WASHINGTON — Today, U.S. Senators Tom Udall (D-N.M.), Martin Heinrich (D-N.M.), Elizabeth Warren (D-Mass.), Heidi Heitkamp (D-N.D.), Catherine Cortez Masto (D-Nev.), Amy Klobuchar (D-Minn.), Tina Smith (D-Minn.), Kamala Harris (D-Calif.), Dianne Feinstein (D-Calif.), Chris Van Hollen (D-Md.), Jon Tester (D-Mont.), Cory Booker (D-N.J.), and Mazie Hirono (D-Hawaii) are introducing the Native American Voting Rights Act of 2018, landmark legislation to provide the necessary resources and oversight to ensure Native Americans have equal access to the electoral process.
“For too long, Native Americans have been blocked from exercising their constitutional right to make their voices heard in their democracy,” Udall said. “In 1948 – 70 years ago – my grandfather, Levi Udall, served as Chief Justice of the Arizona Supreme Court where he authored the opinion extending the right to vote to Native Americans then living on-reservation. My grandfather wrote, ‘To deny the right to vote… is to do violence to the principles of freedom and equality.’ I wholeheartedly agree. But today, 70 years later, state and local jurisdictions continue to erect insidious new barriers to the ballot box for Native Americans, from the elimination of polling and registration locations to the passage of voter ID laws intentionally designed to prevent Native Americans from voting. These undemocratic barriers have blocked too many Native voters across New Mexico and Indian Country from exercising their franchise. In light of highly destructive recent court decisions like Shelby County v. Holder, it is more important than ever that we pass legislation to ensure that the voices of Native communities across Indian Country are heard at the ballot box.”
“Our nation’s democracy is founded on the right to vote and the ability of every citizen to participate in that process equally," said Heinrich. "Unfortunately, there are many obstacles in Indian Country that stand in the way of Native Americans’ ability to vote—from language barriers and burdensome voter ID requirements to the locations of polling places for remote and rural communities. I’m proud to support this legislation to provide resources and oversight to overcome those obstacles and ensure equal access to our democracy.”

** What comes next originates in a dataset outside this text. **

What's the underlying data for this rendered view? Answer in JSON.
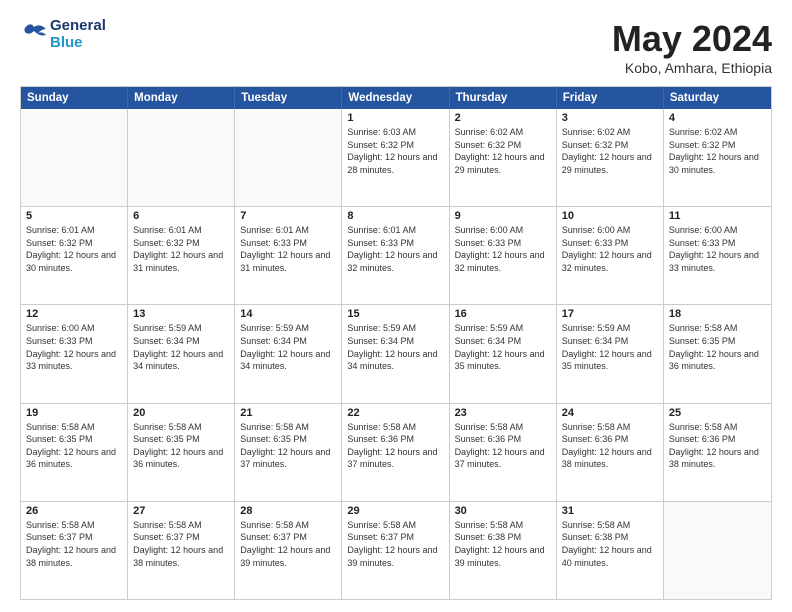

The legislation would implement key provisions to ensure Native Americans have equal access to the ballot box, including the establishment of a first of its kind Native American Voting Rights Task Force, which would authorize funding for tribal-state consortiums to bolster Native voter registration, education and election participation efforts in tribal communities. The bill would also increase Native access to voter registration sites and polling locations and ensure equal treatment for tribal ID cards for voting purposes. Finally, the bill addresses the devastating effects of Shelby County by prohibiting states from undertaking discriminatory actions without Department of Justice agreement while emphasizing the importance of government-to-government consultation.
“Tribal communities are empowered when their voices are heard and their rights and values are respected,” said New Mexico Secretary of State Maggie Toulouse Oliver. “The Native Voting Rights Act takes those voices into account and is an important step toward more access to the democratic process and participation among Native Americans. I want to thank Senator Tom Udall for his leadership and for the work he and his staff did with my office and New Mexico’s tribal communities in drafting this important legislation. I’m proud that the work we’ve done in New Mexico with our Native American Voting Taskforce has been influential towards The Act’s goals of boosting voter education on the importance of registration and election participation in tribal communities. I’m heartened to know that The Native Voting Rights Act will help Native Americans overcome these barriers and create more equal access to the ballot box.”
“The Native Voting Rights bill will increase access for Native Americans and provide the necessary voting protections in Indian Country that the Navajo Nation advocates for,” said Navajo Nation President Russell Begaye. “Navajo citizens have to drive up to 95 miles one-way to access early voting registration and polling sites, which is a stark contrast to our off-reservation counterparts. This Act will help correct injustices contributing to the low Native voter turnout by providing our communities with equal access to voter registration and polling sites. The Navajo Nation is greatly appreciative of Senator Udall's efforts to increase voter turnout across Indian Country with the introduction of this legislation."
Jacqueline De León (lsleta Pueblo of New Mexico), Staff Attorney for the Native American Rights Fund, added, “Our field hearings documented the many challenges that Native Americans face when they try to exercise their fundamental right to vote. From modern day poll taxes, to overt racism and lack of in-person registration and voting opportunities, the hearings show that this legislation is desperately needed.”